Risk is always present, and always changing, and always surprising. Some of today’s risks may end as false alarms. Meanwhile, what seems benign, perhaps even beneficial, can bite back tomorrow. So it goes in the money game. The challenge is a) understanding the unending dynamic; and b) managing portfolios accordingly by factoring in various risk scenarios and deciding if the price of a given risk looks attractive or not.
The first step is considering the default benchmark for everyone–a global mix of all the major asset classes weighted passively. The main question is how to adjust this mix to satisfy your particular risk tolerance, time horizon while factoring in any expectations for specific risk and return among the various components. Decades of financial economics tells us no less and this two-step foundation is the analytical focus of The Beta Investment Report.

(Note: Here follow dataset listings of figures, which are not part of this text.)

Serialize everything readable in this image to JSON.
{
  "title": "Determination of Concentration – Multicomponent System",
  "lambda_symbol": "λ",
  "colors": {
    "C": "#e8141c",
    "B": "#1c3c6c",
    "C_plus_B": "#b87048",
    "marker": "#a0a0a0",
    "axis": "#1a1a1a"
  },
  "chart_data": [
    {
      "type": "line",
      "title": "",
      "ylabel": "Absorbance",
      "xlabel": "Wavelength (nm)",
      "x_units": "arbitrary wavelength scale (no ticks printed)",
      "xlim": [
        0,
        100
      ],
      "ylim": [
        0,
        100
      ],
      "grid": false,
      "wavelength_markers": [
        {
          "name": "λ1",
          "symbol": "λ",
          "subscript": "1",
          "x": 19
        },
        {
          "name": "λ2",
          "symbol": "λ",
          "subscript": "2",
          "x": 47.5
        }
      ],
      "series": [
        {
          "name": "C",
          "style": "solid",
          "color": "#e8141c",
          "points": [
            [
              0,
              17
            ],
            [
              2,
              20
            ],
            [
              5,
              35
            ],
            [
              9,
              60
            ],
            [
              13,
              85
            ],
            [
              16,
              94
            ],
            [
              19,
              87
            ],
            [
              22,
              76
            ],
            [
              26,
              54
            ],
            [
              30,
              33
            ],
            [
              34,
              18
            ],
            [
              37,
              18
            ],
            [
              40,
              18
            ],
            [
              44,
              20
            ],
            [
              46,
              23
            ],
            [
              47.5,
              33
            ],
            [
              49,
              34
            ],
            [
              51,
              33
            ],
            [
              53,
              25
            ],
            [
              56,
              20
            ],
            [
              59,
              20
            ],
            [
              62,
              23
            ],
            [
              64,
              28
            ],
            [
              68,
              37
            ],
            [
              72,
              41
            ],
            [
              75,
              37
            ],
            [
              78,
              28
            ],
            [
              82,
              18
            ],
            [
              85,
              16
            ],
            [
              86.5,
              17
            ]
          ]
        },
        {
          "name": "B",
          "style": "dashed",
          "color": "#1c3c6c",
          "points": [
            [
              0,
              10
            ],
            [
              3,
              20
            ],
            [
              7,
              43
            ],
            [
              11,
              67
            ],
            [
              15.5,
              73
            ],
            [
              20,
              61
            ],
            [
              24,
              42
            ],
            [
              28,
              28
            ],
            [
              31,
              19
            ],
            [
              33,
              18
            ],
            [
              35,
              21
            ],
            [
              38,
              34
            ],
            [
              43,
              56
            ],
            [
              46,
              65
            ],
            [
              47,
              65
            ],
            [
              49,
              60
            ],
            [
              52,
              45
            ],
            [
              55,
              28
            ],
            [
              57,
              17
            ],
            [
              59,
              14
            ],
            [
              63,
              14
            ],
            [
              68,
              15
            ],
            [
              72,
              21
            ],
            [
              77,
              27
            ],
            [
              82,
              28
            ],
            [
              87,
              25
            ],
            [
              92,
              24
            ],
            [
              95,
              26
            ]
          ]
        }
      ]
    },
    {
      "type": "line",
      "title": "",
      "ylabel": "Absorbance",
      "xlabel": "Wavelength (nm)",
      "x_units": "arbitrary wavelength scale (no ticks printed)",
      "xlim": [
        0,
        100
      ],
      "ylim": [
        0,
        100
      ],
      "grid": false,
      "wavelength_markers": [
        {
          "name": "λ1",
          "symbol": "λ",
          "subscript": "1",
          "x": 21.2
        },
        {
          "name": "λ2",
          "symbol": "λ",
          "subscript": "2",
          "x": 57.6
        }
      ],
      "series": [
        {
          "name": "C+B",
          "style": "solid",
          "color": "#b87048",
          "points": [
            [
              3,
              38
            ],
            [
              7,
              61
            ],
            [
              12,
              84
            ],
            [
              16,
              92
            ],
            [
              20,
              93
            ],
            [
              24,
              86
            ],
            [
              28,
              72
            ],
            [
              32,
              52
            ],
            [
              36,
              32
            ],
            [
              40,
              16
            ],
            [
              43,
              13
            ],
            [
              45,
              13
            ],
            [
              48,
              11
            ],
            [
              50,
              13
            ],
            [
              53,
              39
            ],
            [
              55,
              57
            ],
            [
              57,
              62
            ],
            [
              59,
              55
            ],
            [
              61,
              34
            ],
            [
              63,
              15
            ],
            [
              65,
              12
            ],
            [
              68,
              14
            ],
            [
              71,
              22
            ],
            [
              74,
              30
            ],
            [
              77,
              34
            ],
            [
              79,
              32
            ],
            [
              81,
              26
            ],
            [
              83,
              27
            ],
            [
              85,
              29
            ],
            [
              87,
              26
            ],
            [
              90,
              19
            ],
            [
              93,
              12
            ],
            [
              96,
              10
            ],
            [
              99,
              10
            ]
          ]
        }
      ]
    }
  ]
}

A little strategic perspective, in other words, goes a long way. It begins with calculating the benchmark, our proprietary Global Market Index, which we report monthly on these digital pages (here, for example) as well as in our newsletter, albeit in greater detail for subscribers. In the long run, this what the average investor holds, which is one reason why we pay close attention to GMI’s fluctuations and ever-changing profile. The next step is evaluating the major components of GMI in terms of how expected return and risk in the near term differs, if at all, from the implied equilibrium outlook. It’s a messy business and so we proceed cautiously, but it’s an essential step on the road for the thousand-mile journey of second-guessing Mr. Market’s asset allocation.